For some reason, based upon the glowing descriptions I had heard, I expected the Assutach Hospital Sleep Clinic to resemble the Ein Karem Baby Hotel we stayed in right after the birth.  The facility was fine, but hardly a place of luxury;  the staff was pleasant and helpful, our room had a twin bed for the parent, a crib for the child and a small sink.

In fact, Raphaela was one of three children her age spending the night, and I again realized how blessed I am, because my daughter was the only child who went into bed and fell asleep quickly and without a fuss.  As well, the other parents told me that their children were being monitored because they have been ill "all the time," whereas Raphaela thank G-d has only really been sick twice since her birth.  (Not counting the perpetual low-grade runny nose...)

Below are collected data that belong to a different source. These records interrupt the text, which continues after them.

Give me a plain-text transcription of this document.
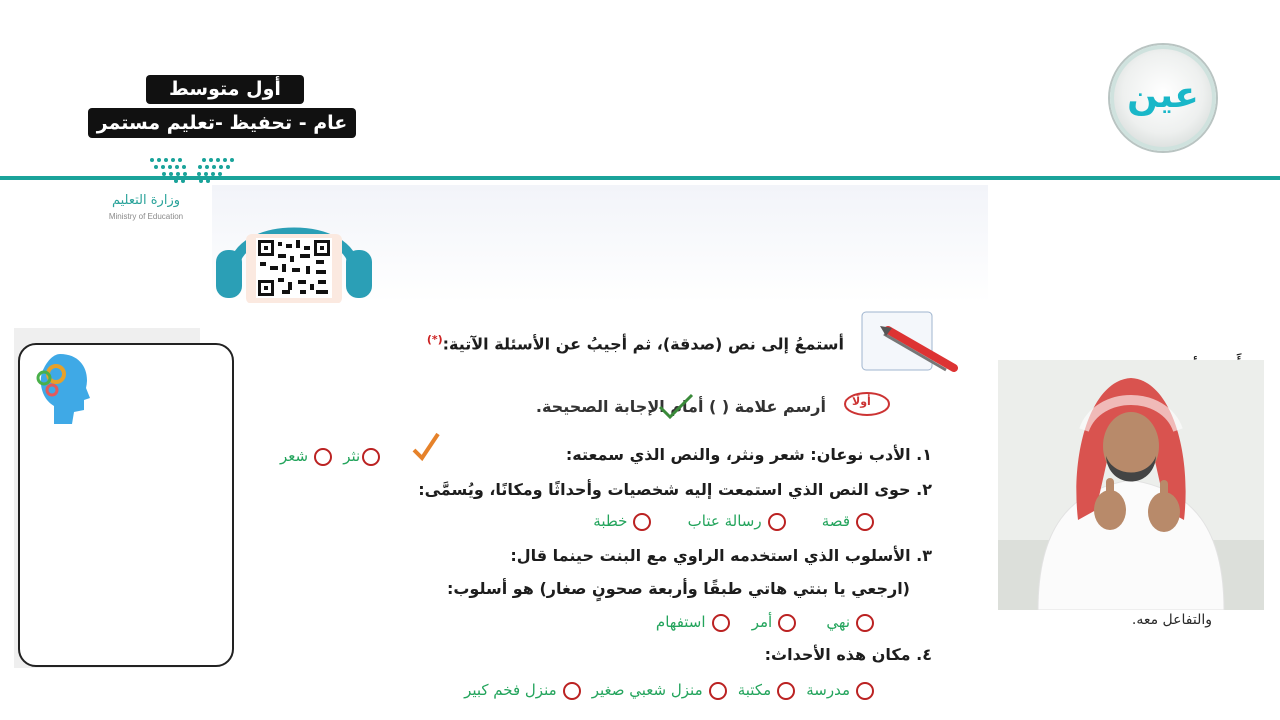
أول متوسط
عام - تحفيظ -تعليم مستمر
وزارة التعليم
Ministry of Education
عين
أستمعُ إلى نص (صدقة)، ثم أجيبُ عن الأسئلة الآتية:(*)
أولًا
أرسم علامة ( ) أمام الإجابة الصحيحة.
١. الأدب نوعان: شعر ونثر، والنص الذي سمعته:
نثر شعر
٢. حوى النص الذي استمعت إليه شخصيات وأحداثًا ومكانًا، ويُسمَّى:
قصة  رسالة عتاب  خطبة
٣. الأسلوب الذي استخدمه الراوي مع البنت حينما قال:
(ارجعي يا بنتي هاتي طبقًا وأربعة صحونٍ صغار) هو أسلوب:
نهي  أمر  استفهام
٤. مكان هذه الأحداث:
مدرسة مكتبة منزل شعبي صغير منزل فخم كبير
والتفاعل معه.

Neither of us had a decent night, in fact I cannot imagine how any child or adult rests when they are attached to electrodes and boxes and USB cables.  In the morning, the technician commented to me, "Boy, she snores!" and then told me that in his non-medical professional opinion, Raphaela experienced Sleep Apnea many times during the night. In any case, the results come back within three weeks, at which point my family doctor and the ENT can figure out which surgery Raphaela requires to give her the gift of normal breathing.

Thursday, June 2, 2011

Losing my Identity (Assutah)

Funny how when you become a parent, you lose your identity for a while.   I myself am guilty of the crime:  out of laziness more than anything else, I have not learned the name of every single parent of every single child at the Gan.  Often, I will say, "Hello, Mother/Father of _____!"  and then smile, to assuage some of the guilt of not knowing their grown-up name.

Today, Assutah Hospital called to remind me of Raphaela's appointment at their sleep clinic.  This exam brings the ENT and my family doctor one step closer toward understanding when/if Raphaela will require surgery.  The phone conversation started with, "Am I speaking to Raphaela's mother?"  I am of course proud and happy to be my daughter's mother, though it entails only a part of the entire package that is me.

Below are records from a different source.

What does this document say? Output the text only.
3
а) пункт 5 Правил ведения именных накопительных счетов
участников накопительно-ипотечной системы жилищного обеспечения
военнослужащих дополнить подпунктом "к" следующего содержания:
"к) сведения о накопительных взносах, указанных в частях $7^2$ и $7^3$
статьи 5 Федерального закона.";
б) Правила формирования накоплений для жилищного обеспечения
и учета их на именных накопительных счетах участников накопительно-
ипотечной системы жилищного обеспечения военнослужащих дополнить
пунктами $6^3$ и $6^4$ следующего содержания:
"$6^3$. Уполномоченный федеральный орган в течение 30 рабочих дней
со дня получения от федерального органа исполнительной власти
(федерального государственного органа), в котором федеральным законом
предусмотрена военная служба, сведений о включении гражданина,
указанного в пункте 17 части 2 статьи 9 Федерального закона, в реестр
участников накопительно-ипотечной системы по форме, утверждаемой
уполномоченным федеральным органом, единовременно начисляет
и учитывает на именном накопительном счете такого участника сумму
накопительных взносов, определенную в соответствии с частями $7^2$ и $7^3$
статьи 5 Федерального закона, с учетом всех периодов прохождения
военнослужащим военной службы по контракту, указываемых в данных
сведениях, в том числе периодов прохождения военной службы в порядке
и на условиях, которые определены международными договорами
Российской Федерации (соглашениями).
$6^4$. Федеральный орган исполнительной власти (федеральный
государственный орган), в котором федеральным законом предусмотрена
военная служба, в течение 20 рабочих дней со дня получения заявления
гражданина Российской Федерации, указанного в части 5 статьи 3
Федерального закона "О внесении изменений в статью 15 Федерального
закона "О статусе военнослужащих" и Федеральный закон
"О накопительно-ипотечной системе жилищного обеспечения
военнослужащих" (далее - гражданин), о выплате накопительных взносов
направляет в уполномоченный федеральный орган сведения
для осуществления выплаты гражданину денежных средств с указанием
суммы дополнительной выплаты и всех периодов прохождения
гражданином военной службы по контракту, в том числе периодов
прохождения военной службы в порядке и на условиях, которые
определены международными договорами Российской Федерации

Right now I am most concerned about getting to Tel Aviv safely and finding the hospital.  Because I do not have a GPS or Smart Phone, I have written the driving directions on Post-its; I will stick them on my steering wheel and peel each set of directions off as we achieve it.

Wednesday, June 1, 2011

On Shoes and Socks

Where is Raphaela's shoe?
It's sleeping with the fishes...(with a nod to The Godfather)

I think that the cousins of the sock gremlins (who steal one sock from a pair out of the dryer) have taken residence at Raphaela's Gan.  Almost every day she either comes home with a different pair of socks than she wore in the morning, or she has no socks at all under her new shoes.  I have given up keeping track of the socks that have gone MIA, and written it off as part of the life of a toddler.

Yesterday, at the Biblical Zoo in Jerusalem, Raphaela decided that she wanted to feed the ducks in the murky (scummy and somewhat smelly) pond, and so she took off one of her new shoes and threw it into the water.  She has a good strong arm!  As I watched the shoe sink under the green-ish water, I called out for one of the zoo staff and their pincer sticks;  "Help, help, someone with a stick!"  When it became clear that none of the workers were nearby, I climbed over the fence and went into the pond/swamp, and retrieved the shoe just in time.

Raphaela found the whole scene hysterically funny, and laughed out loud as I struggled in the water.  When I returned victorious, shoe in hand, I said to my daughter, "This is not funny, this is actually disgusting, the idea of your shoe in that pond."  Which made her (and many of the other parents watching this play out) laugh even harder.

I am quite sure the other parents were laughing in sympathy.